Пытаясь понять причину этой безграничной тоски, она с болью в сердце осознала, что понятия не имеет, когда и где вновь увидит Адама. После краткой беседы они не обменялись друг с другом ни единым словом. Леа полагала, что Адам исчез еще до того, как все начали прощаться.
Она сидела, уцепившись за эту неприятную мысль, когда внезапно зазвонил ее мобильник. Девушка торопливо огляделась, пока не поняла, что звонящая штука лежит в боковом кармане ее парки, которая все еще на ней.

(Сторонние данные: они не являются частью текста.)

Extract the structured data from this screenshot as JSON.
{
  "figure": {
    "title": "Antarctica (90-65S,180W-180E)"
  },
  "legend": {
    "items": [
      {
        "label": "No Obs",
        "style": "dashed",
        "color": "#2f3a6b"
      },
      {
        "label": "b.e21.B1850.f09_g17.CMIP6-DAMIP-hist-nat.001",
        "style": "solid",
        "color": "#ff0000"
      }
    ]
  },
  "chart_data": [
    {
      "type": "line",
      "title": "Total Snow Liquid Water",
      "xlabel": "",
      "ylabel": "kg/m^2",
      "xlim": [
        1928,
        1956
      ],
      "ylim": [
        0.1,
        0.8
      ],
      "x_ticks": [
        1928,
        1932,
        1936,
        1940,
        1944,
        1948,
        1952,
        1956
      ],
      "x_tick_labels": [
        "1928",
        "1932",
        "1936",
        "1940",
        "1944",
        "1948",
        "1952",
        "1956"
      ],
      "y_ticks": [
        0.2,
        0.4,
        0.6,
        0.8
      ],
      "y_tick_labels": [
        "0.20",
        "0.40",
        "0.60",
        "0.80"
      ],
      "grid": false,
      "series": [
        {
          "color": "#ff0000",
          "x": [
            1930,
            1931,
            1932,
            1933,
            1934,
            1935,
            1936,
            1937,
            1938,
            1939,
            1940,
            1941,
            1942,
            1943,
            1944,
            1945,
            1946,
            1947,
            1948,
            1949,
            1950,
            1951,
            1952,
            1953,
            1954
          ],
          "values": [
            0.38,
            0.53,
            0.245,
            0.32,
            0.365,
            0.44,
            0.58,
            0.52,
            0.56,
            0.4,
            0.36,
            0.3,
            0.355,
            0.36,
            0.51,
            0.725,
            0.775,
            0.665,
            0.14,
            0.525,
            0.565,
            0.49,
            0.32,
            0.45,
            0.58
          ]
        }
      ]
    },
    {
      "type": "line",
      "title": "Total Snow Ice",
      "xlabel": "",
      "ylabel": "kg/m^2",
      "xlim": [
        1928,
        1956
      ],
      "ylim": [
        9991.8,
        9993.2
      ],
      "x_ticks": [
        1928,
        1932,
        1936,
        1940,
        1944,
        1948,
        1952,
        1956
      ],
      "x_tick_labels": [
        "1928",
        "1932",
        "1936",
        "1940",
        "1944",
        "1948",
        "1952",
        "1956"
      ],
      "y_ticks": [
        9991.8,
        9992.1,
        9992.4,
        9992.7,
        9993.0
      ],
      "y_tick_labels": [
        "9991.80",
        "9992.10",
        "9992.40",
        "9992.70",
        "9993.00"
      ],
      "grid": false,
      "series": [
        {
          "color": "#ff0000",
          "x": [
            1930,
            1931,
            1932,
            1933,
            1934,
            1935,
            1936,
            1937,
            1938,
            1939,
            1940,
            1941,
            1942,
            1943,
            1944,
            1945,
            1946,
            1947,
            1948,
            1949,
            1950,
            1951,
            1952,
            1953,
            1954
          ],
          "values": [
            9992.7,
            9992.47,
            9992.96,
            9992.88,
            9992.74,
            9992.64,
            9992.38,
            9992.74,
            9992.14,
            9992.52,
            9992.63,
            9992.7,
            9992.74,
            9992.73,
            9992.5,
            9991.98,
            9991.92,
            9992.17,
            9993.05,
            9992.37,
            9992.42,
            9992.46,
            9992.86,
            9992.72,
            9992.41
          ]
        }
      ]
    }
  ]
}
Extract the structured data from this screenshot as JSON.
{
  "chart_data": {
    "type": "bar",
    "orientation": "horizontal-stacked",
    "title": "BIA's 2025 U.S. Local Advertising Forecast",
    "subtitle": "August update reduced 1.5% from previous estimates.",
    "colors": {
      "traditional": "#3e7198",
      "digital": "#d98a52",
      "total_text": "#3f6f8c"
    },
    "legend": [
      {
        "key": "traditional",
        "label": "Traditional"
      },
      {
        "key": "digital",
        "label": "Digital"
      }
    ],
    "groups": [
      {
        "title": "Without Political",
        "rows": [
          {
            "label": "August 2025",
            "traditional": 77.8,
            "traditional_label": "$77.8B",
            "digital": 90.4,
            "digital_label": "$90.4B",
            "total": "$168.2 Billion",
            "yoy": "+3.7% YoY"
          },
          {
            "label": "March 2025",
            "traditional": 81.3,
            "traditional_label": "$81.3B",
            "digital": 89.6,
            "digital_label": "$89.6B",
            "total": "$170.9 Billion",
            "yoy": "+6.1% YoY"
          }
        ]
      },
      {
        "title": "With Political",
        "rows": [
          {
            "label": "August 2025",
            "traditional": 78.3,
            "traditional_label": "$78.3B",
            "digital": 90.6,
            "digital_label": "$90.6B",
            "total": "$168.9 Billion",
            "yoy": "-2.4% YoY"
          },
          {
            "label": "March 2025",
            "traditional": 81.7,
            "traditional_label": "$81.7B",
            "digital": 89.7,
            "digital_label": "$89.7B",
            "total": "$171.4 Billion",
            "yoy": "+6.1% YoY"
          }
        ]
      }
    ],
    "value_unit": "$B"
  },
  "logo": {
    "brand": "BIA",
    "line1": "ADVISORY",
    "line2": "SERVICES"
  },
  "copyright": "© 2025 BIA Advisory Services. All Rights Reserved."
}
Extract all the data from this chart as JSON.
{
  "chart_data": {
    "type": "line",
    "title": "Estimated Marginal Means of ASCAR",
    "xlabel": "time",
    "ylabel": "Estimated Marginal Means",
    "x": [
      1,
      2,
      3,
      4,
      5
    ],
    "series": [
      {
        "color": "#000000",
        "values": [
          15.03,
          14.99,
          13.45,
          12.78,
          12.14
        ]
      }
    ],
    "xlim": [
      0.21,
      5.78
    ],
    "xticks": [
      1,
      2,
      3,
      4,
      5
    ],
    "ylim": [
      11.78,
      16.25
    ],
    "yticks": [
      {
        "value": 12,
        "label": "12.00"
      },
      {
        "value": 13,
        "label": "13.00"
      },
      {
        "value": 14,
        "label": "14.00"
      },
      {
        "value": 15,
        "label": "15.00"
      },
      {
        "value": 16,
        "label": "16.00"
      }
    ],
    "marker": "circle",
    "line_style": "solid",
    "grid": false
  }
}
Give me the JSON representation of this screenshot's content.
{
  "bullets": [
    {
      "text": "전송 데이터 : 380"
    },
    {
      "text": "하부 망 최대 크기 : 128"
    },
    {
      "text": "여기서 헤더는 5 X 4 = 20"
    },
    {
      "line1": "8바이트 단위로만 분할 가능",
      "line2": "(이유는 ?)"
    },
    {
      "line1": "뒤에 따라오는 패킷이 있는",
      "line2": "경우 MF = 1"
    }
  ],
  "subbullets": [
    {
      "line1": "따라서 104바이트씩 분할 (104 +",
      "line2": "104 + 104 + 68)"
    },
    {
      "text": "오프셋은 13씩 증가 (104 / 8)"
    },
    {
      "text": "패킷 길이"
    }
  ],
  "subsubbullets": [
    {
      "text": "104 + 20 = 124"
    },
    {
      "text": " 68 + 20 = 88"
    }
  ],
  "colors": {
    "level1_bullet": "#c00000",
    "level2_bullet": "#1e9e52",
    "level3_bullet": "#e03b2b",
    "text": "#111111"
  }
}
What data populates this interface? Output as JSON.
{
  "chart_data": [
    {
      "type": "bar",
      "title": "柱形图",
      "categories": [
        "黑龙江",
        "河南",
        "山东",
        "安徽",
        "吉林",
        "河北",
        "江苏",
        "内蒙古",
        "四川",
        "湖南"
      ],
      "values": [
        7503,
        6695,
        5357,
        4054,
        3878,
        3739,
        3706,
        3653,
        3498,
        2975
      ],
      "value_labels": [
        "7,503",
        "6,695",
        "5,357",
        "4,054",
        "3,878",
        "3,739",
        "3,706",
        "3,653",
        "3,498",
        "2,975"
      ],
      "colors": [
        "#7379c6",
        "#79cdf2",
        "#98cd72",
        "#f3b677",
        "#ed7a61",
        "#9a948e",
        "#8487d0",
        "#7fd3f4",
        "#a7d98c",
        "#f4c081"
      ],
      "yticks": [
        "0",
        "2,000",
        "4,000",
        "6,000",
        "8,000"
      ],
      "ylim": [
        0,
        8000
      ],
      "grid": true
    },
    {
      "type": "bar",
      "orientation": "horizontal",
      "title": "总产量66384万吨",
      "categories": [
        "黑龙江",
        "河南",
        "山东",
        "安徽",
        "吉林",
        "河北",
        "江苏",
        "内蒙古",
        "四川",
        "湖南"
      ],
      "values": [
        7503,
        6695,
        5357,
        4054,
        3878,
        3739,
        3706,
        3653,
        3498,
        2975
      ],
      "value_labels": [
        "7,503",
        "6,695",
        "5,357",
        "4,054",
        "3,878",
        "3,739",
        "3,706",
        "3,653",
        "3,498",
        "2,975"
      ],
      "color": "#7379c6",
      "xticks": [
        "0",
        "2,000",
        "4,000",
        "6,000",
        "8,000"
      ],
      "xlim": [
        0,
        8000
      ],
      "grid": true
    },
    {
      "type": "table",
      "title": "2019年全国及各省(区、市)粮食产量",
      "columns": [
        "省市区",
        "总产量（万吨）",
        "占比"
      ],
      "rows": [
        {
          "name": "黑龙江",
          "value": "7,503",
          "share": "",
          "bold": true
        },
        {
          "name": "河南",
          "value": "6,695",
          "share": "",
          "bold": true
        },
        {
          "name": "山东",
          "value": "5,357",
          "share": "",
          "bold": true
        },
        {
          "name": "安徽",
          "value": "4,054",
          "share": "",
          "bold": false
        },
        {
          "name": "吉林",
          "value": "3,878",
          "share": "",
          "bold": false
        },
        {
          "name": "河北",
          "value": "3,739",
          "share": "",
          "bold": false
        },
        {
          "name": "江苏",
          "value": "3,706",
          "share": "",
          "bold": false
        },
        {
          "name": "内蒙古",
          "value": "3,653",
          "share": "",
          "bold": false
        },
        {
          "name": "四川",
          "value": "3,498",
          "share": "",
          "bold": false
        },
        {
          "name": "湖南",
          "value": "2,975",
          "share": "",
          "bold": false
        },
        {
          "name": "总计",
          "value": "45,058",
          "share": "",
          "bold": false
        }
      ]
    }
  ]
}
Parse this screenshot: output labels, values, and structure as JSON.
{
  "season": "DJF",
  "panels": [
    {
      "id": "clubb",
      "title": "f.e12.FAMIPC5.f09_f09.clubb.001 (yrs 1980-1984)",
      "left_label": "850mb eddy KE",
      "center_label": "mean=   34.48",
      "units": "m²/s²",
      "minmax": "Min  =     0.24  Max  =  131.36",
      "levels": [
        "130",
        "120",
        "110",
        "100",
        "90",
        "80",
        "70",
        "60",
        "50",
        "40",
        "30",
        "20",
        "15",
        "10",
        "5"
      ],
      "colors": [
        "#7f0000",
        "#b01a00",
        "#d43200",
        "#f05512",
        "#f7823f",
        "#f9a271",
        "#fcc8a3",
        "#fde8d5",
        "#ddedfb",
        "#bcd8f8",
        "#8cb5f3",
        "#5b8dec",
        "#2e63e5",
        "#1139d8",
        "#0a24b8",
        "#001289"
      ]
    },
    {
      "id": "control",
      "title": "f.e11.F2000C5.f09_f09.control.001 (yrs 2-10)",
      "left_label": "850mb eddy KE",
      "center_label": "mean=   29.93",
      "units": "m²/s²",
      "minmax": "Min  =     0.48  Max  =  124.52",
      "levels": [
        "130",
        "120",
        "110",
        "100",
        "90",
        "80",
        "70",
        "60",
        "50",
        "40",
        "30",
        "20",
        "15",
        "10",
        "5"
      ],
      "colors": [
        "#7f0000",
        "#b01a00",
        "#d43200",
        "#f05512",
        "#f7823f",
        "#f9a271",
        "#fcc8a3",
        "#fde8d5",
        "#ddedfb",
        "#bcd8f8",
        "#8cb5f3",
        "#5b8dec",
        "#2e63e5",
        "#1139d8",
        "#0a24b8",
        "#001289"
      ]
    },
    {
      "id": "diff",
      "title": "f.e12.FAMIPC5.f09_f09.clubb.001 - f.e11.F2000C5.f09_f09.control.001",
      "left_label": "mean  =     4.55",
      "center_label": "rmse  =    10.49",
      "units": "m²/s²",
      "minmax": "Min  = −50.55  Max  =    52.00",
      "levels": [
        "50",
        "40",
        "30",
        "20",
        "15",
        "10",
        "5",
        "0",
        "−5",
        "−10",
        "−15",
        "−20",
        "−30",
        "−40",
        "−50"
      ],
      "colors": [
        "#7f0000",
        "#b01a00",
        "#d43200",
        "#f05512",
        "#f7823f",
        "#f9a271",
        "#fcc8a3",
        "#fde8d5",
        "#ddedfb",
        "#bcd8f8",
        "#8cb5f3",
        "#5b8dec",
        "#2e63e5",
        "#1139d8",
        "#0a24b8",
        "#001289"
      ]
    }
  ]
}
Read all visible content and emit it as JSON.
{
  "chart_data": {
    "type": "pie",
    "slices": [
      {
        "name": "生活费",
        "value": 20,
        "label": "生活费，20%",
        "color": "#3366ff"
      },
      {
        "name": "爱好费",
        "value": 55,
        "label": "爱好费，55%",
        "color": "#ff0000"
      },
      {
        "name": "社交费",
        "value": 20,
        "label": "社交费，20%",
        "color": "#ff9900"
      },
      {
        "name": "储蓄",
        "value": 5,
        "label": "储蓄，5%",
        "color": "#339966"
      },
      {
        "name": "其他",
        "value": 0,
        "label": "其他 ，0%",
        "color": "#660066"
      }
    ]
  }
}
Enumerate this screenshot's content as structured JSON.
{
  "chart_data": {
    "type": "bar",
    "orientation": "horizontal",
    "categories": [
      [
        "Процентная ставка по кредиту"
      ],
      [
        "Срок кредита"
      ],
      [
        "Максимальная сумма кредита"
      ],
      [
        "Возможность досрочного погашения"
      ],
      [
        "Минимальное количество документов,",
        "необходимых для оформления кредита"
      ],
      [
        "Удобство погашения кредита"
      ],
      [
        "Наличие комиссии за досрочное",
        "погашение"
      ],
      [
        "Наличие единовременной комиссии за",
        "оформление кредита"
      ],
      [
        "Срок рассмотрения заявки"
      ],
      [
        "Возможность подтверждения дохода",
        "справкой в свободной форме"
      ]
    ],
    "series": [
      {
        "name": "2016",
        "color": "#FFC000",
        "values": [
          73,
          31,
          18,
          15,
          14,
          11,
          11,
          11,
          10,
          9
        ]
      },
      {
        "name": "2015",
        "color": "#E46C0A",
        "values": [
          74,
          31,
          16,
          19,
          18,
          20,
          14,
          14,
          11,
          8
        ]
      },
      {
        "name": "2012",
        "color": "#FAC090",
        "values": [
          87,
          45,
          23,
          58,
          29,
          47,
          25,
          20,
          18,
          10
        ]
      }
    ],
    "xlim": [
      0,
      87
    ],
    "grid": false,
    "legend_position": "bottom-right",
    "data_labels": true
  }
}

— Да? — ответила она, ловя ртом воздух.
— Доброе утро, Леа. — Профессор Каррьер даже не пытался скрыть веселья в голосе. — Надеюсь, я не разбудил вас?
Леа поспешно ущипнула себя за нос. «Дыши глубже, черт побери!» — прикрикнула она сама на себя.
— Извините, я только что поднялась пешком на одиннадцатый этаж. Минуточку, я отдышусь. — Ложь совершенно естественно слетела с ее дрожащих от волнения губ.
И с облегчением услышала тихий смех на том конце.
— Я хотел пригласить вас сегодня на ужин в «Декаданс», дорогая моя. Картина Фридриха, о которой вы вчера говорили, не идет у меня из головы. В принципе, о значении «Монаха у моря» для романтизма сказано много, и все же я охотно продолжил бы разговор. Я подумал, что нам стоит встретиться и поразмыслить над этим. Как вы считаете?
Леа воодушевленно кивнула. Когда она поняла, что Каррьер все еще ждет ее ответа, она срывающимся голосом торопливо крикнула в трубку:
— Непременно!
Остаток дня она провела в упоительной трясине, в которую толкнул ее вчера вечером Адам.
Леа сосредоточилась на зрелище открывающегося и закрывающегося рта профессора Каррьера. Так чертовски тяжело разбирать даже отдельные слова! Она не потеряла нить разговора, нет, но вступление уже пропустила. Леа сидела оглушенная, с разочарованием на лице, при этом она делала вид хотя бы минимальной заинтересованности.
К счастью, в понимании профессора Каррьера милая болтовня подразумевала монолог в его исполнении. Визави с тускло — как для «Декаданса» — одетой студенткой. Хотя Леа в приступе безумия очень долго комбинировала те немногие вещи, которые взяла с собой на семестр за границей, пока не организовала что-то мало-мальски приличное. Что ж, облегающий вязаный свитерок с воротником-стойкой в сочетании с джинсами хорошо бы смотрелся в студенческой забегаловке.
Леа вновь проглотила отчаяние. Хотя смущала ее не двусмысленность ситуации: она сидит одна с профессором в одном из лучших ресторанов города. Когда ее провели к элегантно накрытому столу, стоявшему в сторонке, откуда открывался вид на лабиринт улиц, она разочарованно заметила, что сервирован он только на двоих.
Разочарование было настолько велико, что охотнее всего Леа ушла бы, чтобы дома вдоволь нарыдаться в подушку. Так с детства она справлялась со всеми случавшимися в ее жизни неудачами. Но затем она храбро сглотнула и смирилась с тем, что участия в ужине Адам принимать не будет.
Едва официант привычным жестом придвинул Леа стул, как появился профессор Каррьер, потрепал ее по плечу и, еще только присаживаясь на стул, принялся читать доклад. Прервался он только затем, чтобы сделать заказ и широким жестом предоставил Леа возможность выбирать самой, о чем они оба уже сильно жалели.